Properties of the Prompt Optical Counterpart Arising from the Cooling of Electrons in Gamma-Ray Bursts

Abstract

Abstract This work extends a contemporaneous effort to study the properties of the lower-energy counterpart synchrotron emission produced by the cooling of relativistic gamma-ray burst (GRB) electrons through radiation (synchrotron and self-Compton) emission and adiabatic losses. We derive the major characteristics (pulse duration, lag time after burst, and brightness relative to the burst) of the prompt optical counterpart (POC) occurring during or after the GRB. Depending on the magnetic field lifetime, duration of electron injection, and electron transit time Δt o from hard X-ray (GRB) to optical-emitting energies, a POC may appear during the GRB pulse (of duration δ t γ ) or after (delayed OC). The signature of counterparts arising from the cooling of GRB electrons is that POC pulses (Δt o < δ t γ ) last as long as the corresponding GRB pulse (δ t o ≃ δ t γ ), while delayed OC pulses (Δt o > δ t γ ) last as long as the transit time (δ t o ≃ Δt o ).

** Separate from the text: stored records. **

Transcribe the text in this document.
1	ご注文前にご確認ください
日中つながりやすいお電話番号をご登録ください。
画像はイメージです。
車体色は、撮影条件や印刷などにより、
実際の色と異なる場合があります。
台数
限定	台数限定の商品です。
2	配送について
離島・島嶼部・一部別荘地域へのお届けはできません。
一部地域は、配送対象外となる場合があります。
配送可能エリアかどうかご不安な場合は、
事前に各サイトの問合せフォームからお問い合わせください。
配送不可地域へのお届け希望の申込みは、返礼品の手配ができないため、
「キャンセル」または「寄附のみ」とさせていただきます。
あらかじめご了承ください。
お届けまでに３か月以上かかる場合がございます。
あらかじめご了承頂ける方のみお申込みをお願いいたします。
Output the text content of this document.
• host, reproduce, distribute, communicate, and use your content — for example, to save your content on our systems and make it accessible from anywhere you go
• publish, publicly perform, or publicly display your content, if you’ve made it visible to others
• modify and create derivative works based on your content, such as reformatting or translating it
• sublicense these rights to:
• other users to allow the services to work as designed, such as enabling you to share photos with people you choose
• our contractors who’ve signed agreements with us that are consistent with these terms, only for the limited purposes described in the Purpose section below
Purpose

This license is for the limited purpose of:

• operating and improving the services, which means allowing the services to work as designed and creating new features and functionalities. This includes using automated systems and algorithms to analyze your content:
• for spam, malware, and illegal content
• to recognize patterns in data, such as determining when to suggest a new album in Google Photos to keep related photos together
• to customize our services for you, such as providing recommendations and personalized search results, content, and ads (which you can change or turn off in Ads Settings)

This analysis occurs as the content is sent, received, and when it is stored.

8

If OC variability can be measured, then another signature for this OC mechanism is that the GRB variability is passed on to POCs but not to delayed OCs. Within the GRB electron cooling model for counterparts, POCs should be on average dimmer than delayed ones (consistent with the data), and harder GRB low-energy slopes β LE should be associated more often with the dimmer POCs. The latter sets an observational bias against detecting POCs from (the cooling of electrons in) GRBs with a hard slope β LE, making it more likely that the detected POCs of such bursts arise from another mechanism.